A list of use cases can give you a fairly good idea about what the system needs to do, and it usually fairly easy to quickly come up with a set that's representative of what's actually wanted by the stakeholders. Finding use cases should involve stakeholder and user team members, and incorporating these people into the process has the advantage that they will become better disposed towards the project (provided they are treated with a modicum of respect).

Use cases are informal enough to allow good communication with the stakeholders, giving them the feeling that they understand what the system will actually do. This increases their confidence in the project. Use cases are also quite specific in detailing what the system has to do, thus reducing misunderstanding and ambiguity that is often associated with informal requirements.

The list of use cases also gives a good idea of size of the system overall. Because each use case should have the same granularity, describing roughly the same ``amount'' of interaction with the system, a collection of use cases will give a better idea of the complexity of a system than a list of randomly-sized requirements.
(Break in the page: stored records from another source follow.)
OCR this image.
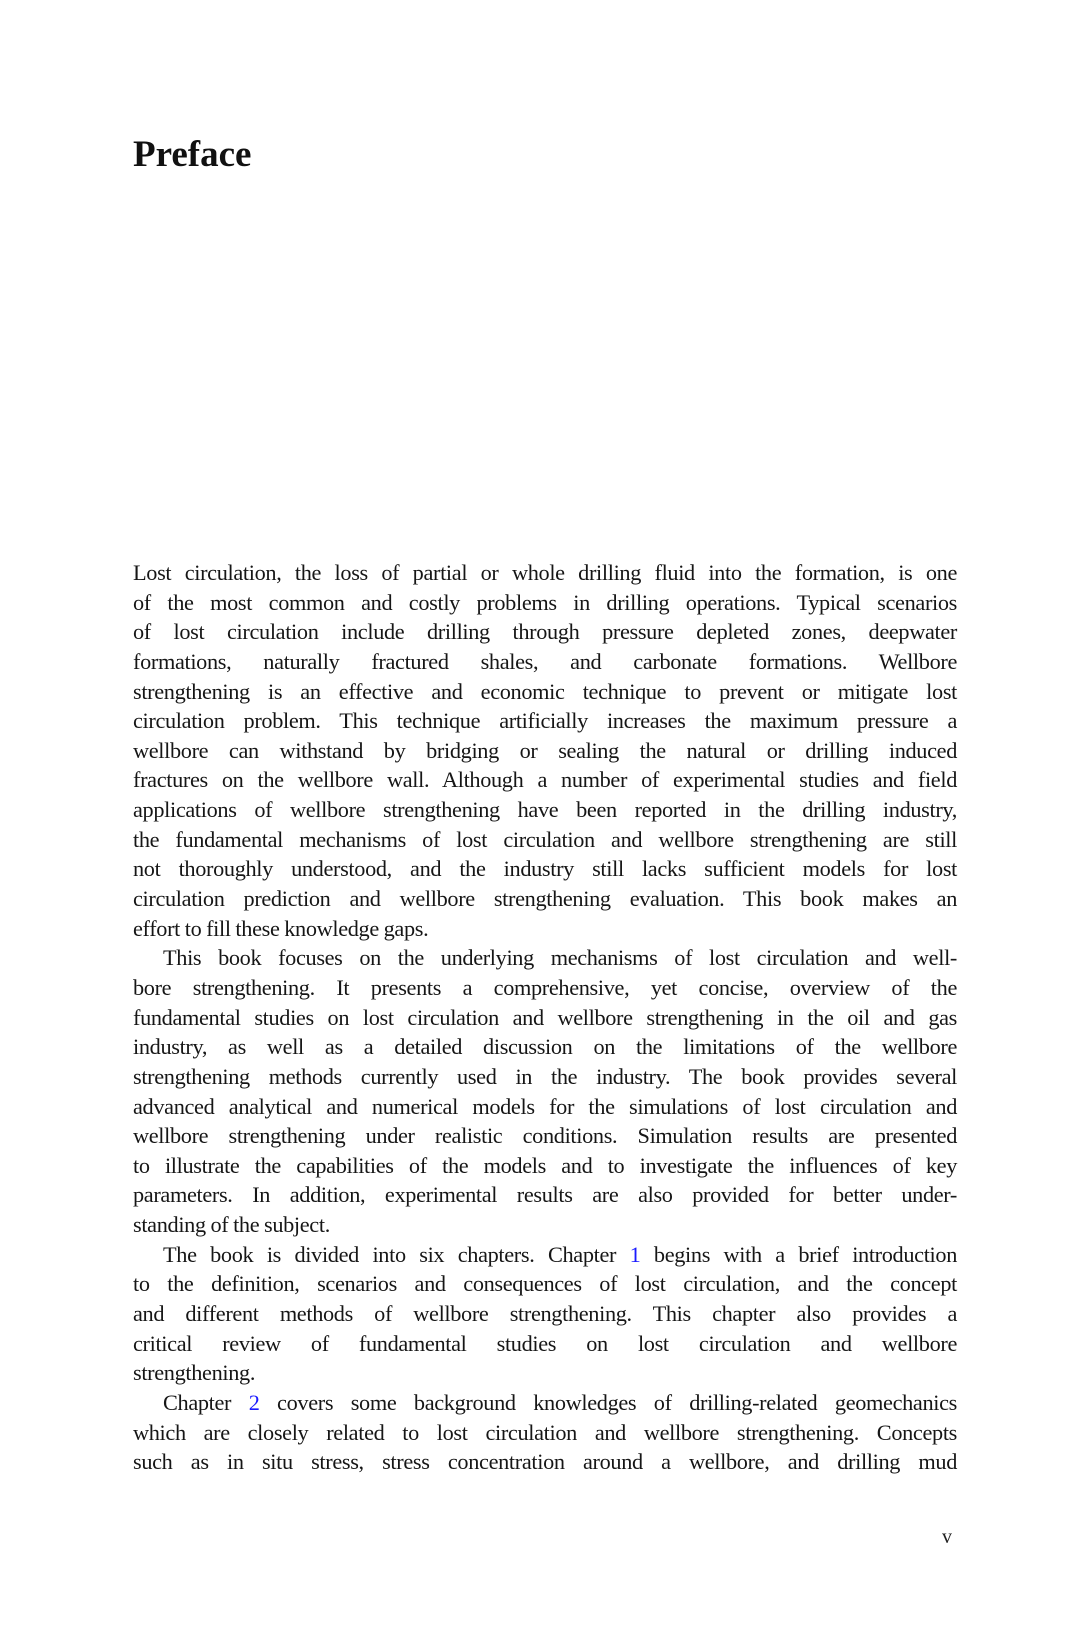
Preface
Lost circulation, the loss of partial or whole drilling fluid into the formation, is one
of the most common and costly problems in drilling operations. Typical scenarios
of lost circulation include drilling through pressure depleted zones, deepwater
formations, naturally fractured shales, and carbonate formations. Wellbore
strengthening is an effective and economic technique to prevent or mitigate lost
circulation problem. This technique artificially increases the maximum pressure a
wellbore can withstand by bridging or sealing the natural or drilling induced
fractures on the wellbore wall. Although a number of experimental studies and field
applications of wellbore strengthening have been reported in the drilling industry,
the fundamental mechanisms of lost circulation and wellbore strengthening are still
not thoroughly understood, and the industry still lacks sufficient models for lost
circulation prediction and wellbore strengthening evaluation. This book makes an
effort to fill these knowledge gaps.
This book focuses on the underlying mechanisms of lost circulation and well-
bore strengthening. It presents a comprehensive, yet concise, overview of the
fundamental studies on lost circulation and wellbore strengthening in the oil and gas
industry, as well as a detailed discussion on the limitations of the wellbore
strengthening methods currently used in the industry. The book provides several
advanced analytical and numerical models for the simulations of lost circulation and
wellbore strengthening under realistic conditions. Simulation results are presented
to illustrate the capabilities of the models and to investigate the influences of key
parameters. In addition, experimental results are also provided for better under-
standing of the subject.
The book is divided into six chapters. Chapter 1 begins with a brief introduction
to the definition, scenarios and consequences of lost circulation, and the concept
and different methods of wellbore strengthening. This chapter also provides a
critical review of fundamental studies on lost circulation and wellbore
strengthening.
Chapter 2 covers some background knowledges of drilling-related geomechanics
which are closely related to lost circulation and wellbore strengthening. Concepts
such as in situ stress, stress concentration around a wellbore, and drilling mud
v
They can also be used to derive test cases, to estimate effort (by tracking the number of use cases completed versus time spent in any stage), and to guide documentation.

However: identifying candidate use cases for actors does take time and effort away from more obviously ``productive'' development or from users' and stakeholders' revenue-earning work. Listing use cases can seem pointless to stakeholders who already ``know what the system should do!'' especially if they already have other kinds of lists of requirements for the system, and if it turns out that those lists are wrong.